At the end of the first half, the two have discovered the mysterious Wizard (Jeff Goldblum) wants to use Elphaba’s powers to conquer the recently victimized animals, who have been forced into second-class citizenship. When Elphaba refuses to be used that way, her magical mentor Madame Morrible (Michelle Yeoh) and the Wizard set Oz against her.
So when Galinda sharply asks, “Why can’t you stay calm for once instead of flying off the handle?,” she’s seemingly dismissing a real threat to her friend. Because Galinda hasn’t been discriminated against in the same way, she can’t relate and acquiesces to power, which can be depressingly familiar.
“Galinda is doing what she’s feels, what she’s always done, saying, ‘If you just follow the rules as they are, you get what you want and what you deserve,” Lanier said. “But Elphaba’s like, ‘Girl, if I don’t get on this broom and go, they’re going to try to harm me.’”
Regina Verow, 53, of Crofton, a fan of the stage musical, said that as she watched the film, she had to admit she probably wouldn’t have gotten on the broom when she was young. “I grew up in Maine, where there were a total of three Black kids in school. That kind of allyship would have been completely foreign to me. I grew up in a place where I was expected to be nice and good.”
Now, as the mother of two LGBTQ+ kids, Verow has been personally and passionately affected by what marginalized communities face and need.

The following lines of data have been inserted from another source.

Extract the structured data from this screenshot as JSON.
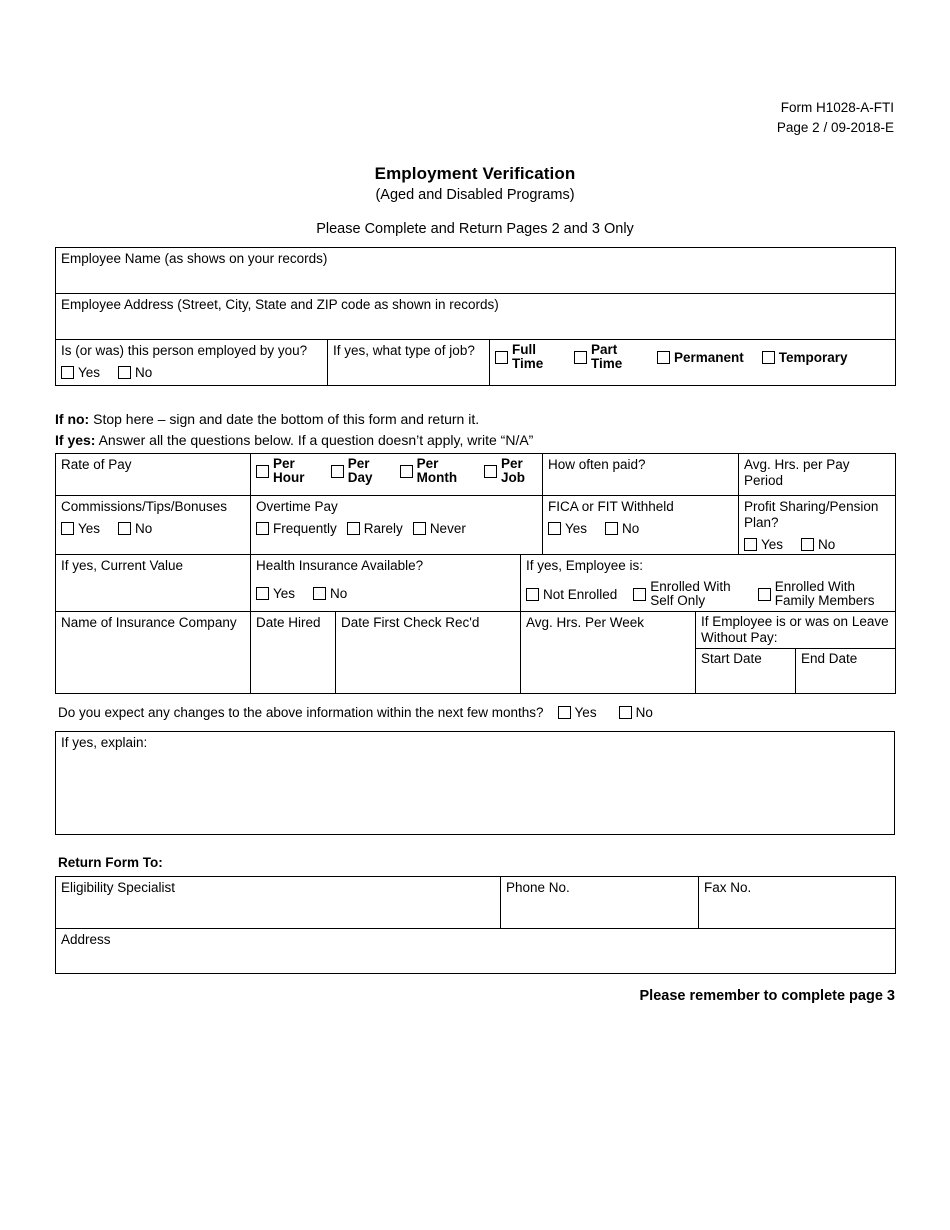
{
  "header": {
    "form_id": "Form H1028-A-FTI",
    "page_revision": "Page 2 / 09-2018-E"
  },
  "title": {
    "main": "Employment Verification",
    "sub": "(Aged and Disabled Programs)",
    "instruction": "Please Complete and Return Pages 2 and 3 Only"
  },
  "employee_section": {
    "name_label": "Employee Name (as shows on your records)",
    "address_label": "Employee Address (Street, City, State and ZIP code as shown in records)",
    "employed_label": "Is (or was) this person employed by you?",
    "employed_options": [
      "Yes",
      "No"
    ],
    "job_type_label": "If yes, what type of job?",
    "job_type_options": [
      "Full Time",
      "Part Time",
      "Permanent",
      "Temporary"
    ]
  },
  "notes": {
    "if_no_bold": "If no:",
    "if_no_text": " Stop here – sign and date the bottom of this form and return it.",
    "if_yes_bold": "If yes:",
    "if_yes_text": " Answer all the questions below. If a question doesn’t apply, write “N/A”"
  },
  "pay_section": {
    "rate_of_pay_label": "Rate of Pay",
    "rate_options": [
      "Per Hour",
      "Per Day",
      "Per Month",
      "Per Job"
    ],
    "how_often_paid_label": "How often paid?",
    "avg_hrs_pay_period_label": "Avg. Hrs. per Pay Period",
    "commissions_label": "Commissions/Tips/Bonuses",
    "commissions_options": [
      "Yes",
      "No"
    ],
    "overtime_label": "Overtime Pay",
    "overtime_options": [
      "Frequently",
      "Rarely",
      "Never"
    ],
    "fica_label": "FICA or FIT Withheld",
    "fica_options": [
      "Yes",
      "No"
    ],
    "profit_sharing_label": "Profit Sharing/Pension Plan?",
    "profit_sharing_options": [
      "Yes",
      "No"
    ],
    "current_value_label": "If yes, Current Value",
    "health_insurance_label": "Health Insurance Available?",
    "health_insurance_options": [
      "Yes",
      "No"
    ],
    "employee_is_label": "If yes, Employee is:",
    "enrollment_options": [
      "Not Enrolled",
      "Enrolled With Self Only",
      "Enrolled With Family Members"
    ],
    "insurance_company_label": "Name of Insurance Company",
    "date_hired_label": "Date Hired",
    "date_first_check_label": "Date First Check Rec'd",
    "avg_hrs_week_label": "Avg. Hrs. Per Week",
    "leave_without_pay_label": "If Employee is or was on Leave Without Pay:",
    "leave_start_label": "Start Date",
    "leave_end_label": "End Date"
  },
  "changes": {
    "question": "Do you expect any changes to the above information within the next few months?",
    "options": [
      "Yes",
      "No"
    ],
    "explain_label": "If yes, explain:"
  },
  "return_form": {
    "heading": "Return Form To:",
    "specialist_label": "Eligibility Specialist",
    "phone_label": "Phone No.",
    "fax_label": "Fax No.",
    "address_label": "Address"
  },
  "footer": {
    "reminder": "Please remember to complete page 3"
  }
}
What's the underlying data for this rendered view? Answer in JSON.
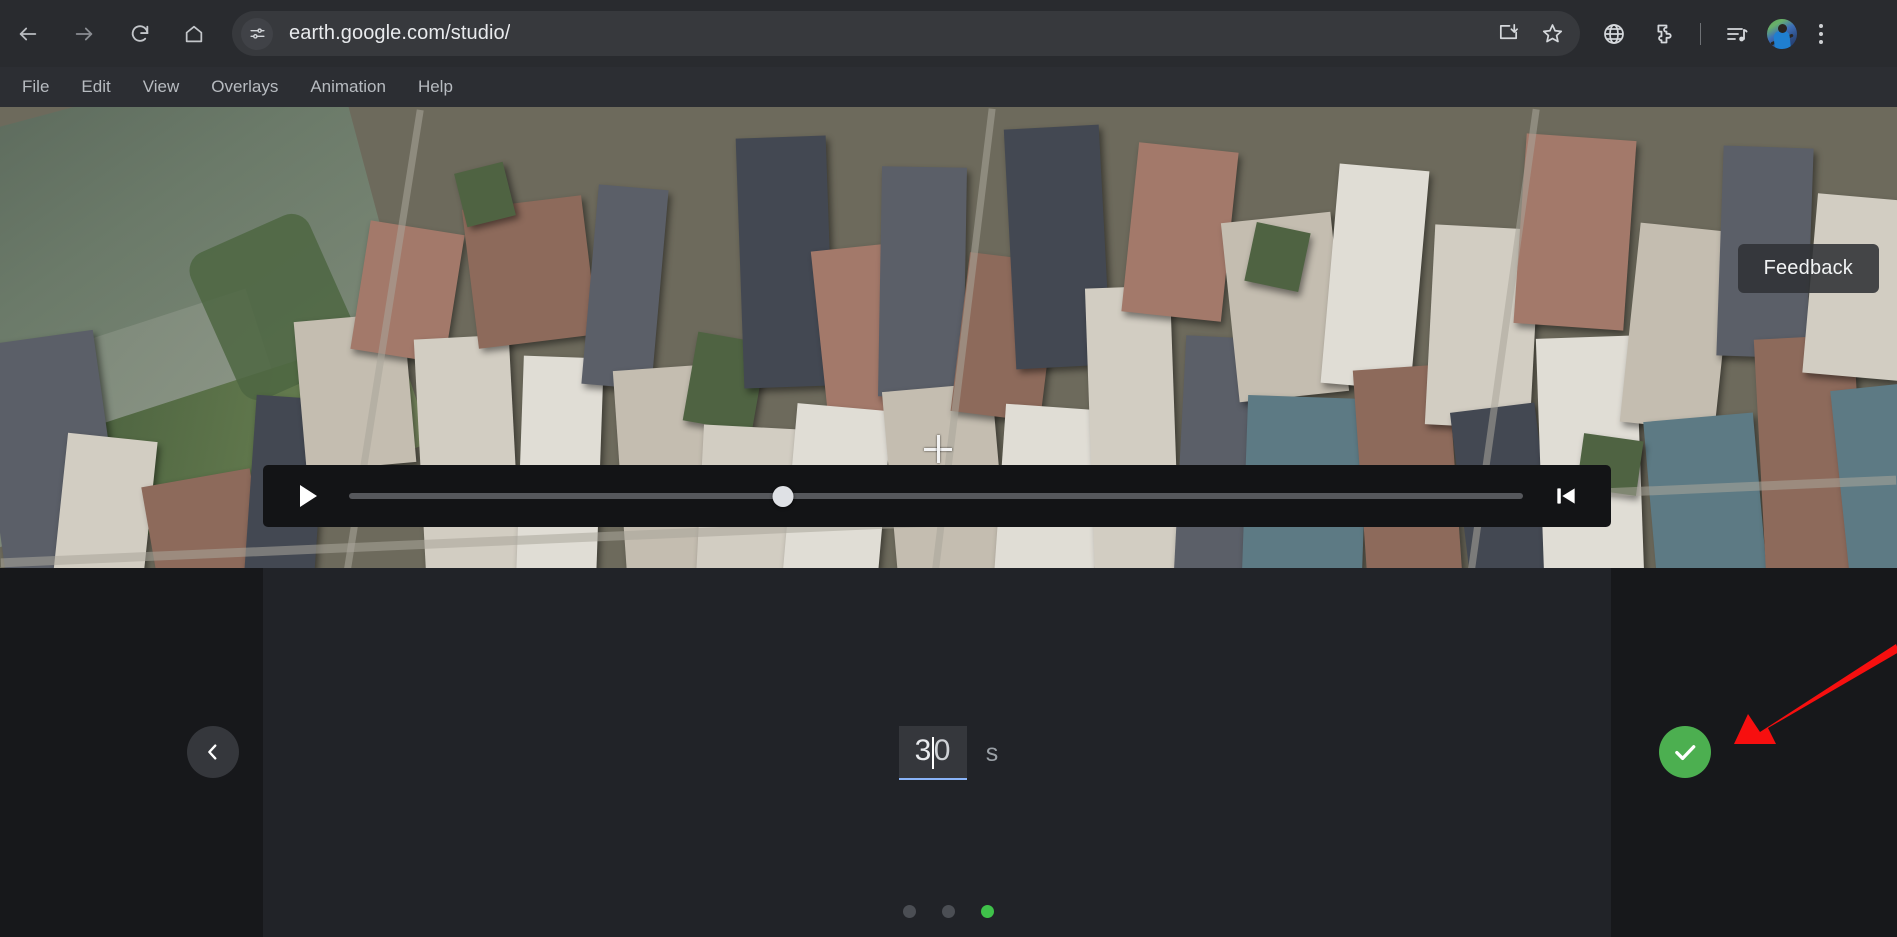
{
  "browser": {
    "url": "earth.google.com/studio/",
    "nav": {
      "back_label": "Back",
      "forward_label": "Forward",
      "reload_label": "Reload",
      "home_label": "Home"
    },
    "site_info_label": "View site information",
    "omnibox_actions": [
      {
        "name": "install-page-icon",
        "label": "Install page as app"
      },
      {
        "name": "bookmark-star-icon",
        "label": "Bookmark this tab"
      }
    ],
    "toolbar_actions": [
      {
        "name": "translate-globe-icon",
        "label": "Translate"
      },
      {
        "name": "extensions-puzzle-icon",
        "label": "Extensions"
      },
      {
        "name": "media-playlist-icon",
        "label": "Media controls"
      },
      {
        "name": "profile-avatar",
        "label": "Profile"
      },
      {
        "name": "chrome-menu-icon",
        "label": "Customize and control Chrome"
      }
    ]
  },
  "app": {
    "menubar": [
      {
        "label": "File"
      },
      {
        "label": "Edit"
      },
      {
        "label": "View"
      },
      {
        "label": "Overlays"
      },
      {
        "label": "Animation"
      },
      {
        "label": "Help"
      }
    ],
    "feedback_label": "Feedback"
  },
  "viewport": {
    "scene": "Aerial 3D view of Lower Manhattan, New York City",
    "crosshair_label": "Viewport center crosshair"
  },
  "playback": {
    "play_label": "Play",
    "skip_to_start_label": "Jump to start",
    "progress_percent": 37
  },
  "editor": {
    "prev_label": "Previous",
    "confirm_label": "Confirm",
    "duration": {
      "digit_before_caret": "3",
      "digit_after_caret": "0",
      "value": "30",
      "unit": "s"
    },
    "steps": [
      {
        "label": "Step 1",
        "active": false
      },
      {
        "label": "Step 2",
        "active": false
      },
      {
        "label": "Step 3",
        "active": true
      }
    ]
  },
  "annotation": {
    "arrow_color": "#f70f0f",
    "points_to": "confirm-button"
  },
  "colors": {
    "chrome_bg": "#292b2f",
    "menubar_bg": "#2c2e33",
    "panel_bg": "#212328",
    "outer_bg": "#17181b",
    "accent_blue": "#8ab4f8",
    "confirm_green": "#4caf50",
    "active_dot_green": "#3fc14a"
  }
}
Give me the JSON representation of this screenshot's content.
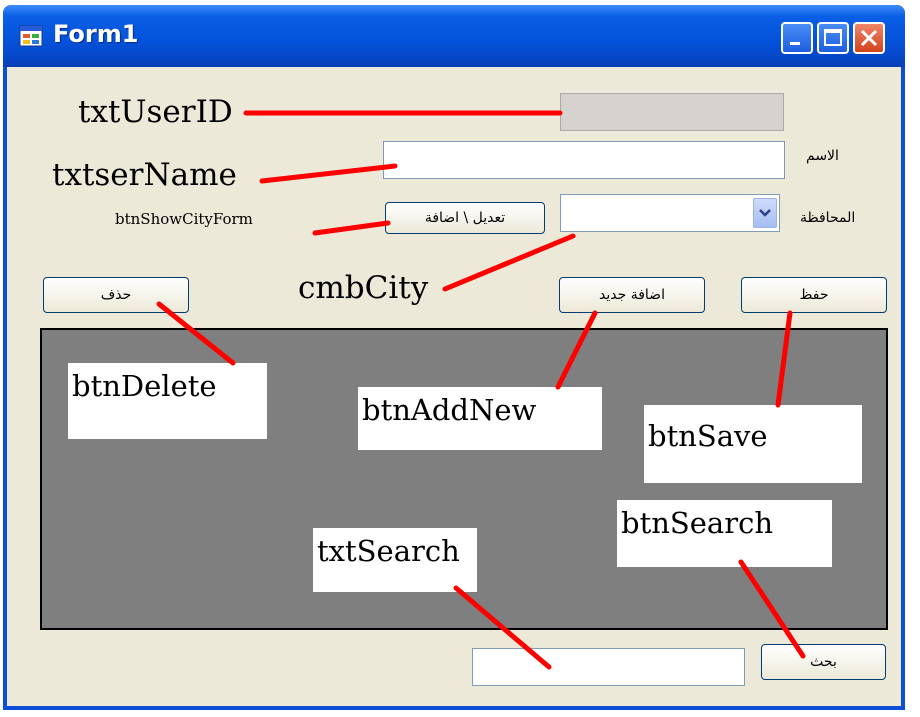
{
  "window": {
    "title": "Form1"
  },
  "form": {
    "user_id_value": "",
    "user_name_value": "",
    "name_label": "الاسم",
    "governorate_label": "المحافظة",
    "city_value": "",
    "edit_add_button": "تعديل \\ اضافة",
    "delete_button": "حذف",
    "add_new_button": "اضافة جديد",
    "save_button": "حفظ",
    "search_value": "",
    "search_button": "بحث"
  },
  "annotations": {
    "txtUserID": "txtUserID",
    "txtUserName": "txtserName",
    "btnShowCityForm": "btnShowCityForm",
    "cmbCity": "cmbCity",
    "btnDelete": "btnDelete",
    "btnAddNew": "btnAddNew",
    "btnSave": "btnSave",
    "txtSearch": "txtSearch",
    "btnSearch": "btnSearch"
  },
  "colors": {
    "titlebar": "#0553dc",
    "form_background": "#ece9d8",
    "panel": "#7f7f7f",
    "callout_line": "#ff0000"
  }
}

“Now I’m more like Elphaba, I hope,” she said. “Because she’s now played by a Black actress, you see it [the story] through the lens of racism, in the same way white people say, ‘If you don’t break the law, you won’t have interactions with the police.’”
Again, I understand that things may change between Elphaba and Galinda in the next half of the movie. But Elphaba heading out solitarily and unprotected reminded me of when people have stuck by me until it got uncomfortable or cost them something. That’s played out along racial, religious, class and every other conceivable line.
And I get that every fight is not yours — at least not from the front lines. But for an ally to truly support you, they either need to be on that broom or on the ground helping to direct traffic.